GM: Yes, the romance between them plays a big part of this season. One of the things that was hard for us last year was that Christina was a grieving widow so it felt inappropriate to have her pursuing a romantic relationship when she was still grieving. I think what we did with last year's finale was that she got through that grief and closed the door on that. This year, we're looking forward and that's why Christina is now able to pursue a romance. She's still hesitant but at least it will feel like something you want her to have.
JH: There are several new cast members coming in this season, right?
GM: Yes, Vanessa Bell Calloway plays a character named Gail, who is the director of nursing in the hospital, very old school style, and she's directly threatened by Christina coming into her hospital. We have Abigail Spencer, who plays Erin, the hospital ethicist, who comes into conflict with Christina. Christina is used to steam rolling over everybody and getting her way and in the second episode she comes up against Erin and she is not able to steamroll. That was another thing we wanted to change - we didn't want Jada and Christina to be so much of a superhero who could do no wrong. So in this new hospital she's coming up against obstacles that she can't just plow through like she did in the past. Adam Rayner is a wonderful find for us. He plays a doctor in the emergency room and he's just a good strong presence there and what's interesting is that we find out he's got a larger secret that will come out by the end of the season.

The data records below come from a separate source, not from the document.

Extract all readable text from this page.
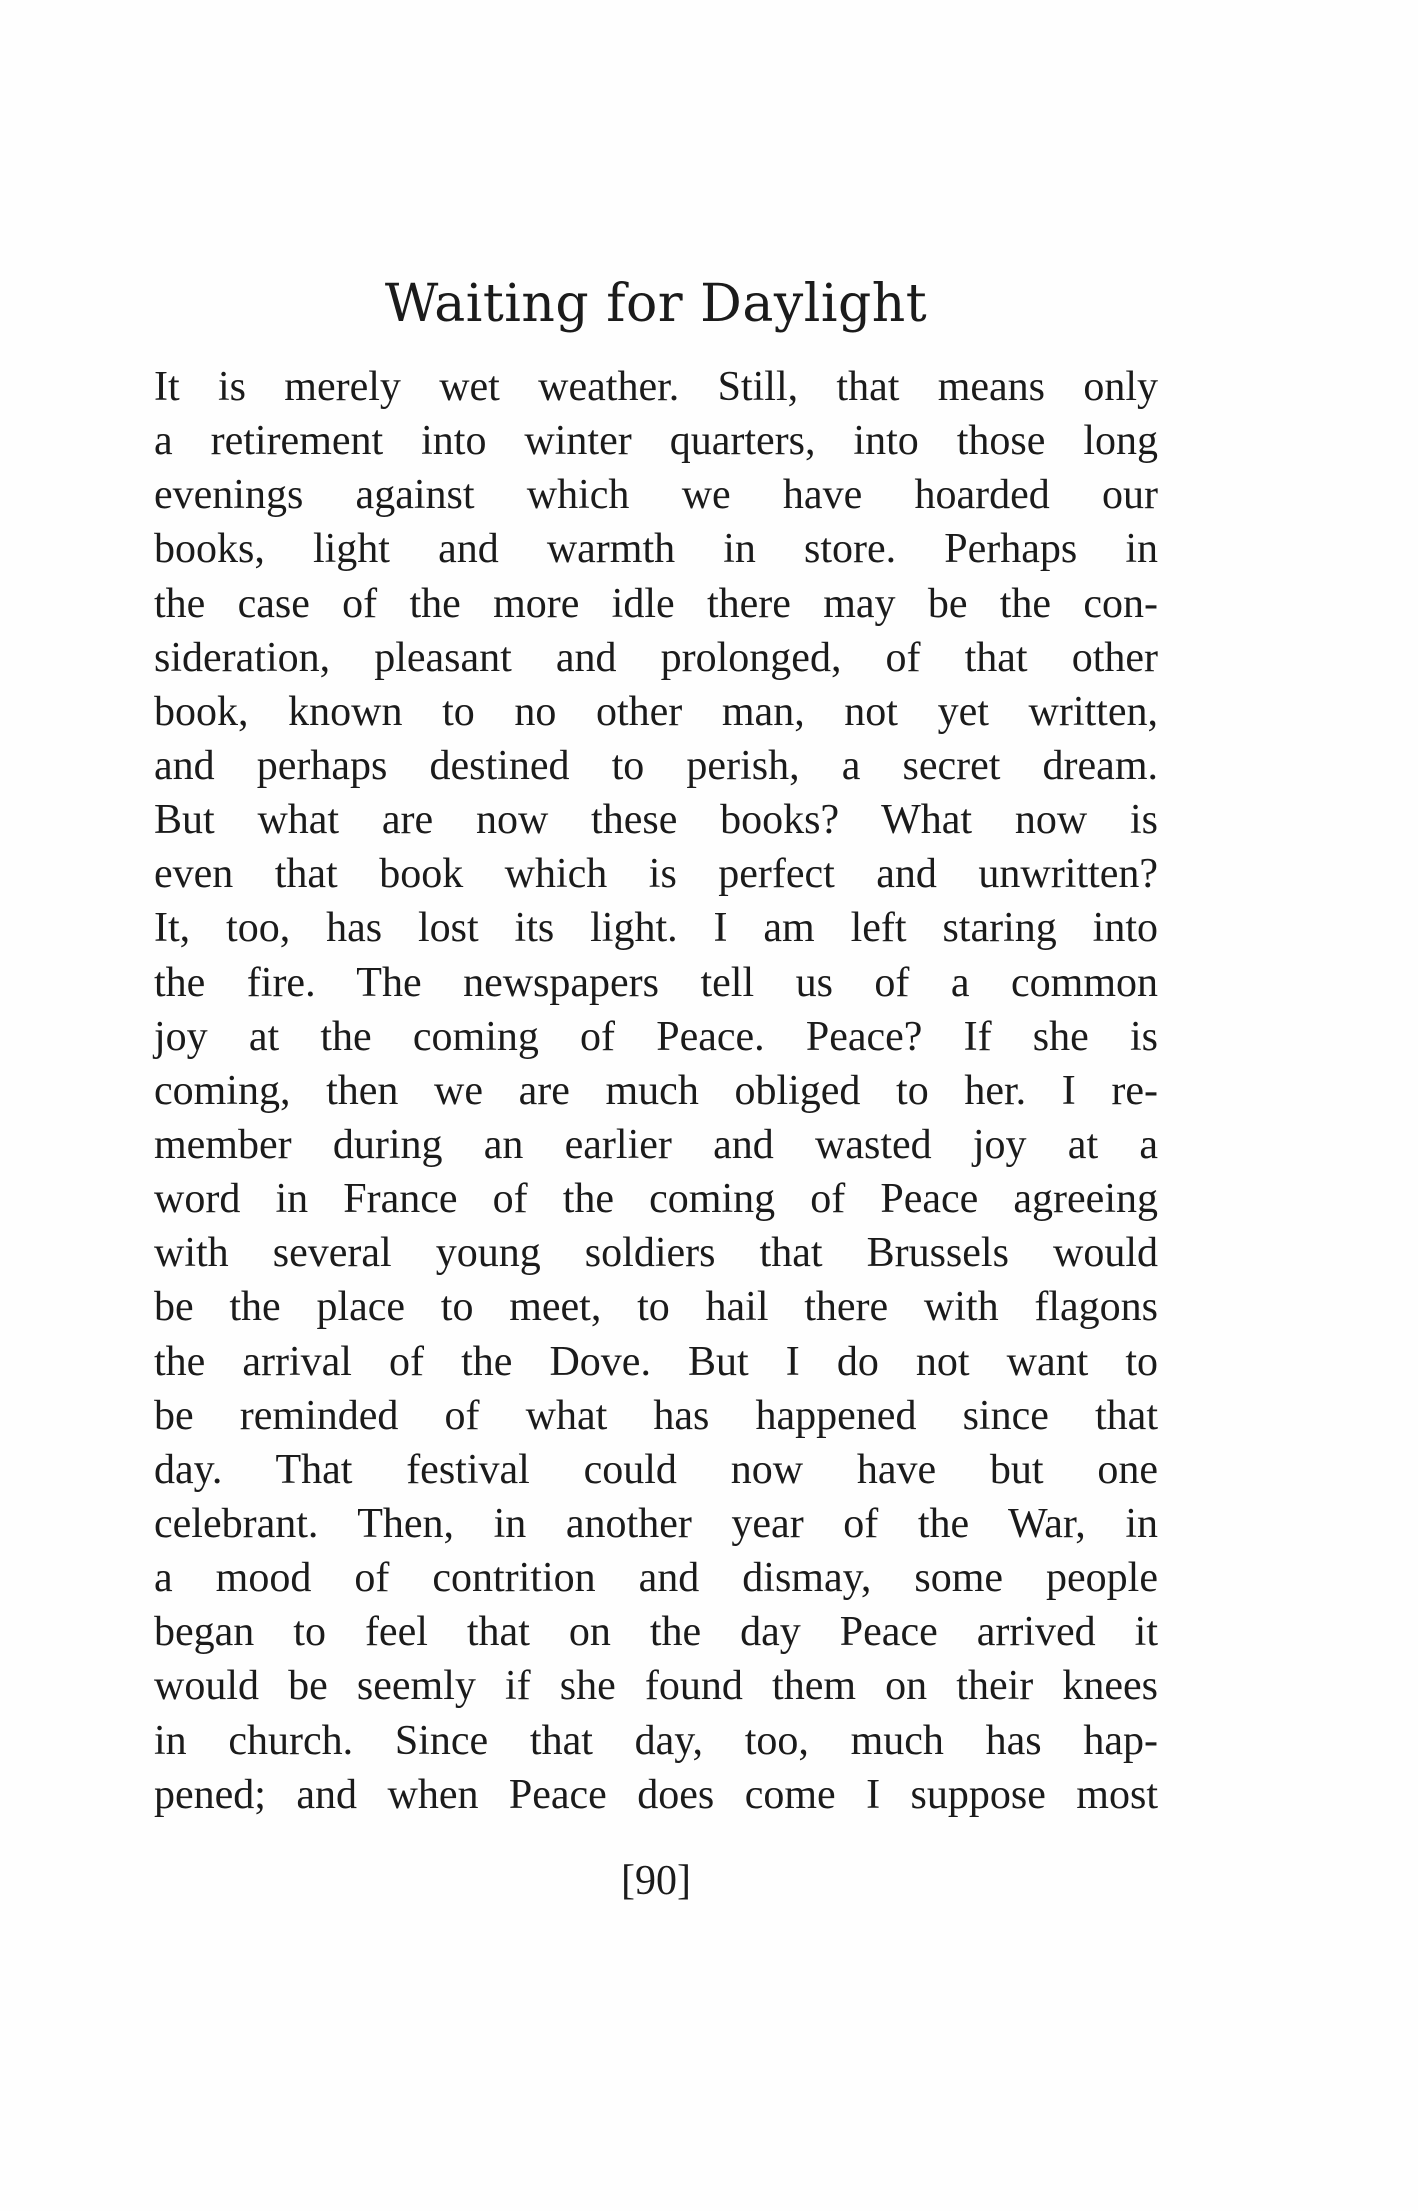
Waiting for Daylight
It is merely wet weather. Still, that means only
a retirement into winter quarters, into those long
evenings against which we have hoarded our
books, light and warmth in store. Perhaps in
the case of the more idle there may be the con-
sideration, pleasant and prolonged, of that other
book, known to no other man, not yet written,
and perhaps destined to perish, a secret dream.
But what are now these books? What now is
even that book which is perfect and unwritten?
It, too, has lost its light. I am left staring into
the fire. The newspapers tell us of a common
joy at the coming of Peace. Peace? If she is
coming, then we are much obliged to her. I re-
member during an earlier and wasted joy at a
word in France of the coming of Peace agreeing
with several young soldiers that Brussels would
be the place to meet, to hail there with flagons
the arrival of the Dove. But I do not want to
be reminded of what has happened since that
day. That festival could now have but one
celebrant. Then, in another year of the War, in
a mood of contrition and dismay, some people
began to feel that on the day Peace arrived it
would be seemly if she found them on their knees
in church. Since that day, too, much has hap-
pened; and when Peace does come I suppose most
[90]
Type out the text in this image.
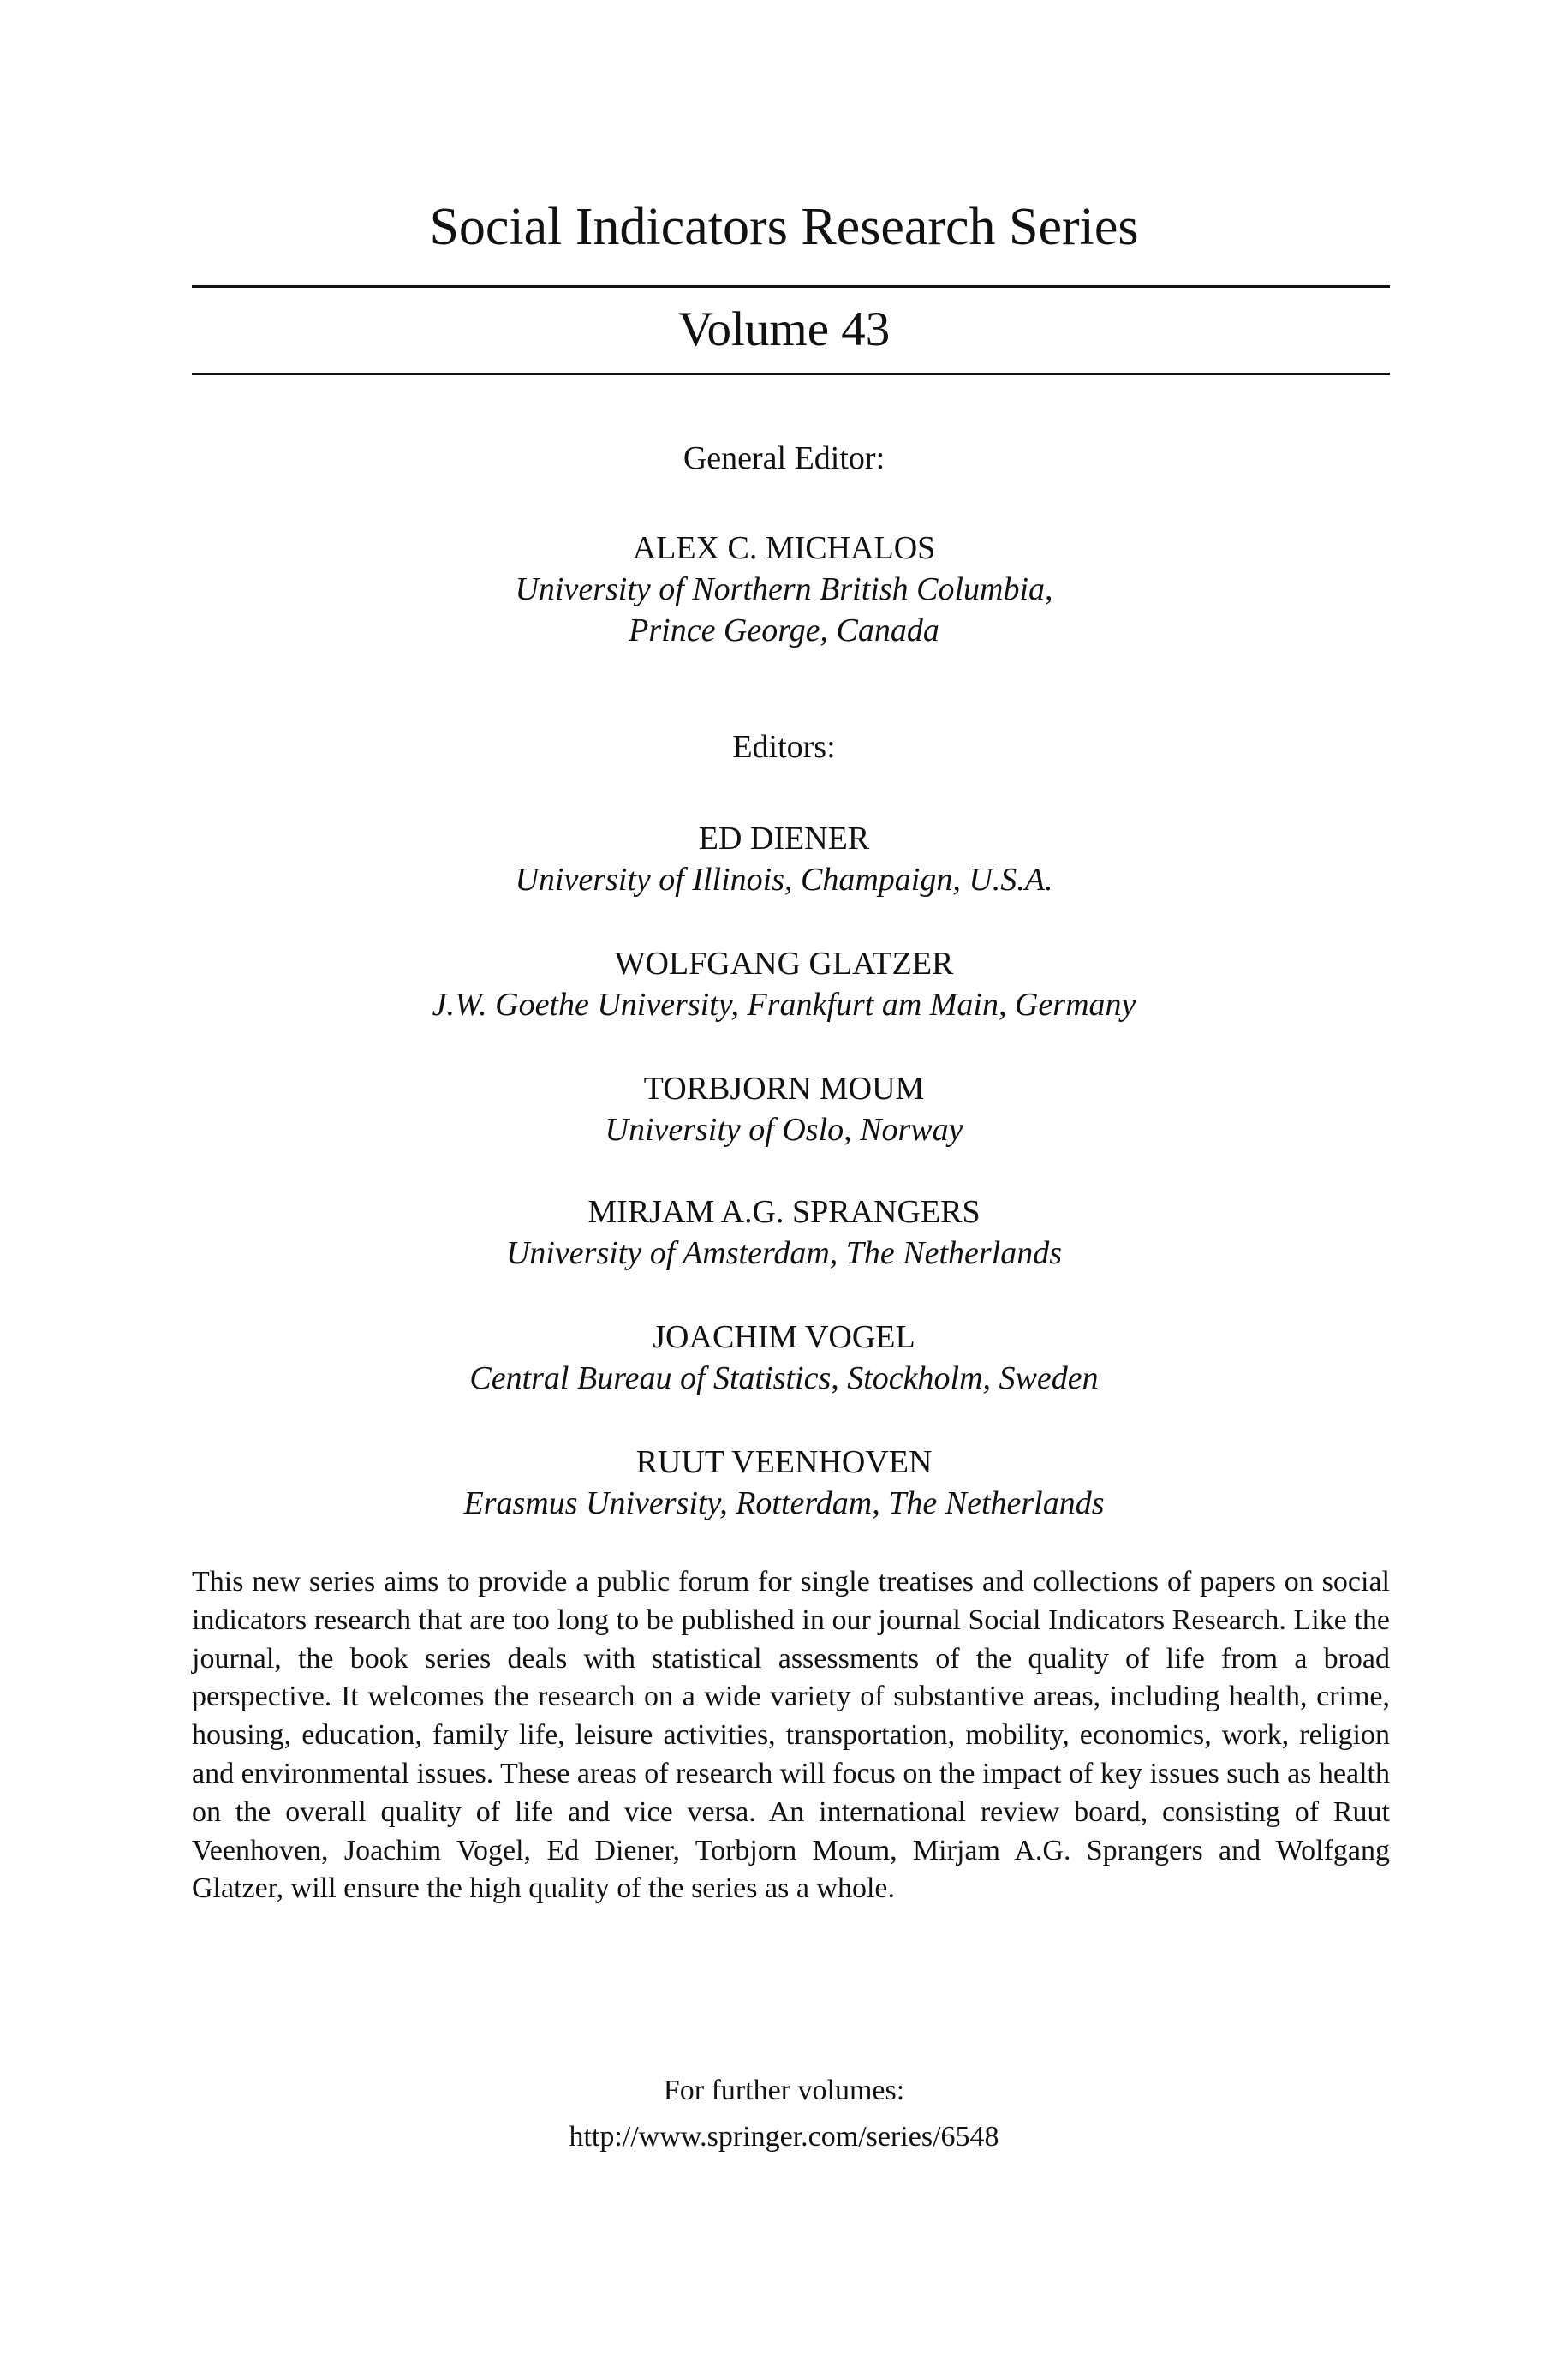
Social Indicators Research Series
Volume 43
General Editor:
ALEX C. MICHALOS
University of Northern British Columbia,
Prince George, Canada
Editors:
ED DIENER
University of Illinois, Champaign, U.S.A.
WOLFGANG GLATZER
J.W. Goethe University, Frankfurt am Main, Germany
TORBJORN MOUM
University of Oslo, Norway
MIRJAM A.G. SPRANGERS
University of Amsterdam, The Netherlands
JOACHIM VOGEL
Central Bureau of Statistics, Stockholm, Sweden
RUUT VEENHOVEN
Erasmus University, Rotterdam, The Netherlands

This new series aims to provide a public forum for single treatises and collections of papers on social indicators research that are too long to be published in our journal Social Indicators Research. Like the journal, the book series deals with statistical assessments of the quality of life from a broad perspective. It welcomes the research on a wide variety of substantive areas, including health, crime, housing, education, family life, leisure activities, transportation, mobility, economics, work, religion and environmental issues. These areas of research will focus on the impact of key issues such as health on the overall quality of life and vice versa. An international review board, consisting of Ruut Veenhoven, Joachim Vogel, Ed Diener, Torbjorn Moum, Mirjam A.G. Sprangers and Wolfgang Glatzer, will ensure the high quality of the series as a whole.

For further volumes:
http://www.springer.com/series/6548
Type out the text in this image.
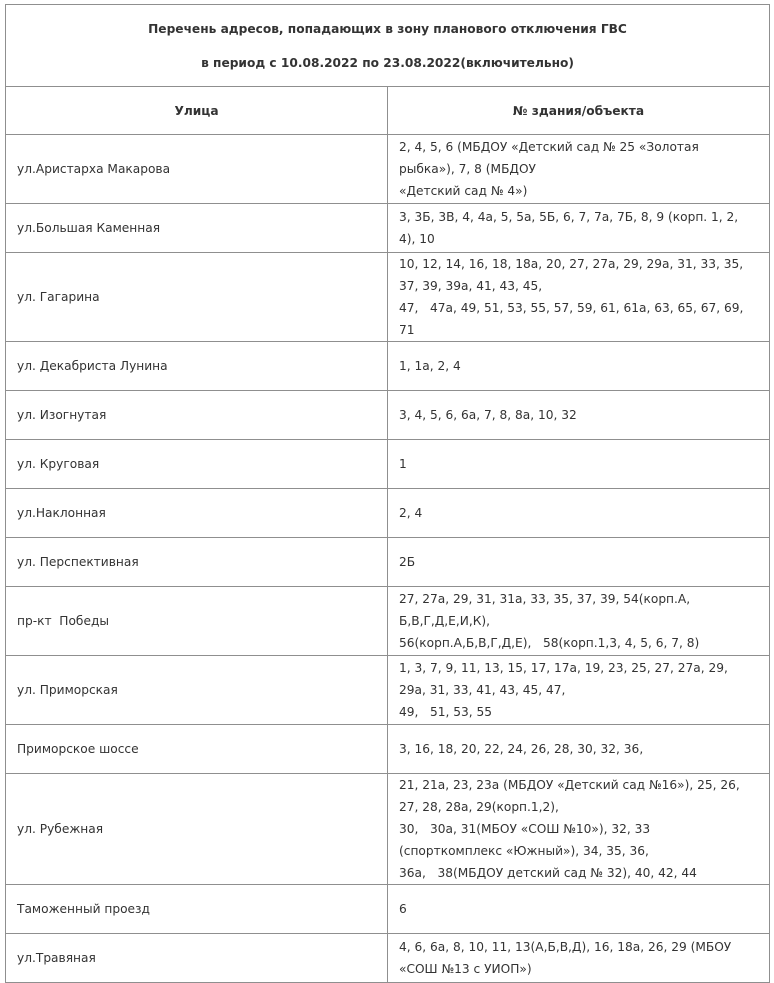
Перечень адресов, попадающих в зону планового отключения ГВС
в период с 10.08.2022 по 23.08.2022(включительно)	

Улица	№ здания/объекта

ул.Аристарха Макарова	2, 4, 5, 6 (МБДОУ «Детский сад № 25 «Золотая рыбка»), 7, 8 (МБДОУ
«Детский сад № 4»)

ул.Большая Каменная	3, 3Б, 3В, 4, 4а, 5, 5а, 5Б, 6, 7, 7а, 7Б, 8, 9 (корп. 1, 2, 4), 10

ул. Гагарина	10, 12, 14, 16, 18, 18а, 20, 27, 27а, 29, 29а, 31, 33, 35, 37, 39, 39а, 41, 43, 45,
47,   47а, 49, 51, 53, 55, 57, 59, 61, 61а, 63, 65, 67, 69, 71

ул. Декабриста Лунина	1, 1а, 2, 4

ул. Изогнутая	3, 4, 5, 6, 6а, 7, 8, 8а, 10, 32

ул. Круговая	1

ул.Наклонная	2, 4

ул. Перспективная	2Б

пр-кт  Победы	27, 27а, 29, 31, 31а, 33, 35, 37, 39, 54(корп.А, Б,В,Г,Д,Е,И,К),
56(корп.А,Б,В,Г,Д,Е),   58(корп.1,3, 4, 5, 6, 7, 8)

ул. Приморская	1, 3, 7, 9, 11, 13, 15, 17, 17а, 19, 23, 25, 27, 27а, 29, 29а, 31, 33, 41, 43, 45, 47,
49,   51, 53, 55

Приморское шоссе	3, 16, 18, 20, 22, 24, 26, 28, 30, 32, 36,

ул. Рубежная	21, 21а, 23, 23а (МБДОУ «Детский сад №16»), 25, 26, 27, 28, 28а, 29(корп.1,2),
30,   30а, 31(МБОУ «СОШ №10»), 32, 33 (спорткомплекс «Южный»), 34, 35, 36,
36а,   38(МБДОУ детский сад № 32), 40, 42, 44

Таможенный проезд	6

ул.Травяная	4, 6, 6а, 8, 10, 11, 13(А,Б,В,Д), 16, 18а, 26, 29 (МБОУ «СОШ №13 с УИОП»)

JH: You were a part of 'The Shield' for a long time but what did you bring to 'Hawthorne' despite those shows being so different?
GM: I'd say the biggest thing I brought, particularly in these first episodes where we're really establishing the world, is to make it feel grounded, make it feel real and make the world feel plausible. I think last year sometimes it was a generic TV show and Christina wasn't grounded in some places so this year I made sure to make it feel more grounded. I think we have a denser kind of storytelling, which is something that we used in 'The Shield.' We just want to keep things driving forward.
JH: You've worked both on cable and network television shows. Any differences?
GM: I'll say this, part of the reason I came over to the team at 'Hawthorne' is I wanted to work with the team at Sony and TNT. They're good people and I really like working with them. What's great about TNT is they give notes and then they leave it up to the artist. They say this is what we like and this is what we feel our audience wants. They're very particular and very smart about what they want but they don't micromanage. They really are creative partners so I don't know if you have that freedom on [network] TV. I think our ratings were strong last year for TNT, creatively we didn't hit the target but TNT was willing to give us another chance. I don't know if network really is able to take that chance with that being more of a ratings game. Cable, I think, can let the drama go and find its way and they'll foster it. They can take a little more time. The fact that they do smaller orders you can really spend time crafting what you're doing which is different than if you're doing 22 episodes, which is more of a factory type setting. I've enjoyed working on cable. I like cable and I'd like to keep working on cable.
JH: We all know Jada's husband has been known to act now and again. Any chance we might see him pop up on the show in a guest spot?
GM: I have asked many times! He's a busy guy but he's here and has a lot of ideas for story and he's on the set and is a strong presence. I can't get him on the other side of the camera! I'm trying!
The second season premiere of "Hawthorne" airs tonight on TNT at 9:00/8:00c.